At a roundtable discussion with city leaders, Jacksonville Fire and Rescue (JFRD) Fire Chief Kurtis Wilson outlined highlights of the budget for JFRD. They include two new fire stations, 42 additional JFRD staff, additional funding for medication related to opioid overdose calls and new gear and equipment to enhance firefighter safety.
One of the fire stations will go near I-295 and Baymeadows, according to Jacksonville Association of Firefighters President Randy Wyse.

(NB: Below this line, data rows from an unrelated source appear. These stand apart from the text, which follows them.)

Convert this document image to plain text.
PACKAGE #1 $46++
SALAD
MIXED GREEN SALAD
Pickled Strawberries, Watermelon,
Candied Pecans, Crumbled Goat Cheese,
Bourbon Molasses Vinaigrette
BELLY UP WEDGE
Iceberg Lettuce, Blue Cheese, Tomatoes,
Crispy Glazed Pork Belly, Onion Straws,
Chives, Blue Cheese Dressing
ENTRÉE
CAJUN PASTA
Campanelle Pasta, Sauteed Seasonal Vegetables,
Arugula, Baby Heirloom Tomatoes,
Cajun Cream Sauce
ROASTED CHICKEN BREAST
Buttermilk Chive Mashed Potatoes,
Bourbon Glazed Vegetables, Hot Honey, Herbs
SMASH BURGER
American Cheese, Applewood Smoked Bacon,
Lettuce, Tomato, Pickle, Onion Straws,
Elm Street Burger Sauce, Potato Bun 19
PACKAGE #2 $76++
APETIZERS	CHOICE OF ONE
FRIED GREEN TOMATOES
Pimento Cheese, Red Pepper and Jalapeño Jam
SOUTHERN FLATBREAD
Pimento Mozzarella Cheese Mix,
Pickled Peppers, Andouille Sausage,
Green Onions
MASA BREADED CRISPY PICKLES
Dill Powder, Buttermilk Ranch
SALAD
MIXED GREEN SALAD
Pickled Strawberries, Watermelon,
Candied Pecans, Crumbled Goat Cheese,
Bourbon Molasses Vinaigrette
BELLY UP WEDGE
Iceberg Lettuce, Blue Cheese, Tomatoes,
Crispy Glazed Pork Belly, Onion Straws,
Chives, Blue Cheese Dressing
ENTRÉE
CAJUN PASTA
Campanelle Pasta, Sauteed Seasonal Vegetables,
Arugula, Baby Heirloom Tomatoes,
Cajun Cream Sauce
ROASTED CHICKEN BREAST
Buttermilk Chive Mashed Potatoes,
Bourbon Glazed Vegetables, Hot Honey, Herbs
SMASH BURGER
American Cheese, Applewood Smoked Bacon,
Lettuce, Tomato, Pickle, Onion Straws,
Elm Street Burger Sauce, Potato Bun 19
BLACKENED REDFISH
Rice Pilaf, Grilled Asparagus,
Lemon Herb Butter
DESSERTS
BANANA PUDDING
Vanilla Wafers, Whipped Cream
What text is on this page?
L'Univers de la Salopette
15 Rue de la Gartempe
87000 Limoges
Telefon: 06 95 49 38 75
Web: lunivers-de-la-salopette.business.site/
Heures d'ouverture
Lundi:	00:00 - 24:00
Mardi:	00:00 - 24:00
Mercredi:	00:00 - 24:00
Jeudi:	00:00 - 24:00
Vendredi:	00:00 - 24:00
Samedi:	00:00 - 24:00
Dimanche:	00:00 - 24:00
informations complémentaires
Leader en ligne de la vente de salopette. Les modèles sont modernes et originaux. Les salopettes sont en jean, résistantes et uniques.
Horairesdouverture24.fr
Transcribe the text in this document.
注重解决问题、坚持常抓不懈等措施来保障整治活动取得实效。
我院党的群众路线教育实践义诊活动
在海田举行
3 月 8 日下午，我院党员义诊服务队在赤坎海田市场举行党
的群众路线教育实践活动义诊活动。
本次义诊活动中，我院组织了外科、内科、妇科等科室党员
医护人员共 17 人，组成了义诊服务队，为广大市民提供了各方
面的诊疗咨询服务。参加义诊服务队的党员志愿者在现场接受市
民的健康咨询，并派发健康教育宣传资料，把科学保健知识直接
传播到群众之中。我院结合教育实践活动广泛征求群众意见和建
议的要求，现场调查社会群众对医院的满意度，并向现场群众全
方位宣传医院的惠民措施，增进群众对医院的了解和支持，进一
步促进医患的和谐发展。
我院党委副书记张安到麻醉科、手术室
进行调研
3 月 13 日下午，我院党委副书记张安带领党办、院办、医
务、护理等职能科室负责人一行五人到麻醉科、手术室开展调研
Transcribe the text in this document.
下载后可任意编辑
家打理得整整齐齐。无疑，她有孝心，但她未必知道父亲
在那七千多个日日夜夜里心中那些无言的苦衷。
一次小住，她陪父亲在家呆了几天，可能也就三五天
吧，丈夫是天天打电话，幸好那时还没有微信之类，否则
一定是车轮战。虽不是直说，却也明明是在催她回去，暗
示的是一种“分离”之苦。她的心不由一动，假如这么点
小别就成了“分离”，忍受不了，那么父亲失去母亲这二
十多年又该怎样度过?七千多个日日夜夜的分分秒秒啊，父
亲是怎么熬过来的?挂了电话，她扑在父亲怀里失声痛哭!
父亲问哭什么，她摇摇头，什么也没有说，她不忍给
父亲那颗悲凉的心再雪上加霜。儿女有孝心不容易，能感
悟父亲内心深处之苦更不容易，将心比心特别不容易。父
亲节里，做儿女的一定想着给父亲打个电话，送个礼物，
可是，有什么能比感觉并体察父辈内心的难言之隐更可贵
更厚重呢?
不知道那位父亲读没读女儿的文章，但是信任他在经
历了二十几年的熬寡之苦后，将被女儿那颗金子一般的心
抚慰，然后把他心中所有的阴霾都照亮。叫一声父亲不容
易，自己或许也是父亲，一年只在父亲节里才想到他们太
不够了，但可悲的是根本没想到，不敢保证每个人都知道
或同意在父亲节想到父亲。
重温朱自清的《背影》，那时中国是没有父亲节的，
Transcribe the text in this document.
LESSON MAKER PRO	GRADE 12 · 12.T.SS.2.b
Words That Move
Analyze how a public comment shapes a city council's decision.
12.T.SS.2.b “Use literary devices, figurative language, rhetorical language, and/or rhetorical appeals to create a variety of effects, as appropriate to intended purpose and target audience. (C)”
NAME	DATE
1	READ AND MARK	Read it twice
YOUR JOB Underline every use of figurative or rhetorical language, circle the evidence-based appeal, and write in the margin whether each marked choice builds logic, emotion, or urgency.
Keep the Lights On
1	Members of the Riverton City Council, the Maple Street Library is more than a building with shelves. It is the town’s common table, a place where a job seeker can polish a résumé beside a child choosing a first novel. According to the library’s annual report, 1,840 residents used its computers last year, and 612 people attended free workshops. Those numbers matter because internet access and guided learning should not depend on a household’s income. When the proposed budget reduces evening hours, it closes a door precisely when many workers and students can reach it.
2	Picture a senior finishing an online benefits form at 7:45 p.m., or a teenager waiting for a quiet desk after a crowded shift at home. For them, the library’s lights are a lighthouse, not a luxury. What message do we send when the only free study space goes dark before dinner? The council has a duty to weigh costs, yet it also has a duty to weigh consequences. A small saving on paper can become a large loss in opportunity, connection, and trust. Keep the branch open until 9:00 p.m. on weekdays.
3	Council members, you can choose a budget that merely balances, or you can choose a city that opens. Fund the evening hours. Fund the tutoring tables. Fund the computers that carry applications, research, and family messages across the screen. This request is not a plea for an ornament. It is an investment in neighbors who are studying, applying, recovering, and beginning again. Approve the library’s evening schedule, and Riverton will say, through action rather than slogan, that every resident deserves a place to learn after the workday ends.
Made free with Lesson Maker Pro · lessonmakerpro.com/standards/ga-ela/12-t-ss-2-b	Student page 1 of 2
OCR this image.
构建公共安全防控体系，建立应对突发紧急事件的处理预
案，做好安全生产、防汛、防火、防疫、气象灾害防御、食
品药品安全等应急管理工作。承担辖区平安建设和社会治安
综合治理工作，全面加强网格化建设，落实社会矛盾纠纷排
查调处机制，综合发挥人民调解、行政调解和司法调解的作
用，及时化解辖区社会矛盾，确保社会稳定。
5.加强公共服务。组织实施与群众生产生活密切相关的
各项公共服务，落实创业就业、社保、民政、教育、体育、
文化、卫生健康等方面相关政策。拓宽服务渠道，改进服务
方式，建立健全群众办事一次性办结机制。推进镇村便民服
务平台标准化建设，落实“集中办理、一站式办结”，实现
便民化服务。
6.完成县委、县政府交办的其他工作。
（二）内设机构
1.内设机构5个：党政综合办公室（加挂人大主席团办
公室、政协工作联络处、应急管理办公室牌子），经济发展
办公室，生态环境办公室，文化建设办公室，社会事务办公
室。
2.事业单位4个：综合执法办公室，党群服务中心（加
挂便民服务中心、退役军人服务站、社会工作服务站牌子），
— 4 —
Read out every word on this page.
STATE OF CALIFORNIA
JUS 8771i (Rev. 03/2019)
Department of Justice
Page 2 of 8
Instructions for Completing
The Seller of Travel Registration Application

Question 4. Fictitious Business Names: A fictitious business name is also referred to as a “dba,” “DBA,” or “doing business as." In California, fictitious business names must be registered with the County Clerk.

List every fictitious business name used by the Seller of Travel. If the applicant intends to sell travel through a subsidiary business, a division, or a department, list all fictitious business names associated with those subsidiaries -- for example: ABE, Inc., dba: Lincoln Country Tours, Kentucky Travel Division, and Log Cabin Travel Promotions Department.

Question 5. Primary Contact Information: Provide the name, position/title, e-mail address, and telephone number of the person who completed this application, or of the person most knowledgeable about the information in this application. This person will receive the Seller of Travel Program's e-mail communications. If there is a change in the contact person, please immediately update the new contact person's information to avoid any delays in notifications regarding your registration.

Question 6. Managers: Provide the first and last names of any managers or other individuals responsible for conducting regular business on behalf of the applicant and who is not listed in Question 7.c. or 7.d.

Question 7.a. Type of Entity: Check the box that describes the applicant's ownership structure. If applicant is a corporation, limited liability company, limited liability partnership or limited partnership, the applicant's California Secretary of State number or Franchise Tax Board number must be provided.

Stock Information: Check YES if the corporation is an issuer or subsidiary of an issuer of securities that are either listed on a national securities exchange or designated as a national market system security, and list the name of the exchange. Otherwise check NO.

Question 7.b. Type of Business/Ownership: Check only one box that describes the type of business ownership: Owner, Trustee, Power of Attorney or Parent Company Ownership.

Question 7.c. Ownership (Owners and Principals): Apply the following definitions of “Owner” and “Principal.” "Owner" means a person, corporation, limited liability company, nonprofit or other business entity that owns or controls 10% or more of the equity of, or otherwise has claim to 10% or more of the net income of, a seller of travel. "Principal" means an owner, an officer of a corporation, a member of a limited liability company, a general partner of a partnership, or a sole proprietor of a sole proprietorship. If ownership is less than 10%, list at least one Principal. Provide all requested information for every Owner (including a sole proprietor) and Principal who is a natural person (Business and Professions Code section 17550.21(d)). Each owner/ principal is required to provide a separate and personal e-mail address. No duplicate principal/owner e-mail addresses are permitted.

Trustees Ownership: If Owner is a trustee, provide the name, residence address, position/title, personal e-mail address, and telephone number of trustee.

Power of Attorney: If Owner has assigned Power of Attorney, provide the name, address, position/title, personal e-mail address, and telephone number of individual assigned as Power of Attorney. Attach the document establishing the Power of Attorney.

That area is currently lacking, and as a result Wyse said homeowners pay more for insurance.
“When the staffing gets there and the station gets built it will actually…lower their homeowner’s policy,” Wyse said. Additionally, the new station will cut down on response times.
That area, near the Town Center, is often congested, which can be problematic for emergency responders.
“I’ve heard certain companies that just say ‘hey, you need to send somebody else, it’s absolute gridlock and we can’t get through,’” Wyse said.
The new station, though, will provide additional resources in the area, Wyse said.
“So, you’ll have actually one kind of on the south end and you’ll have [station] 28 there off Southside Boulevard on the north end,” he said. “So again, teaming up with those they should be able to get in there a lot quicker.”
In addition to public safety, firefighters are also getting a boost to their personal safety. The budget funds a second set of bunker gear, the gear crews wear while fighting fires, for each member. Wyse said each set is priced $700-800 and there are around 1300 firefighters.
“What you do is have products of combustion when you go in a home, and those are carcinogens,” Wyse said.
All that material settles on the gear, which means firefighters have to wash it frequently or risk being exposed to the cancer-causing matter. The second set will allow them to rotate while one set is washing.
“Firefighters’ chance of getting cancer later in life is really through the roof compared to the regular citizens, it’s really high,” Wyse said. “So anything we can do to lower those risks would be a great thing for firefighters.”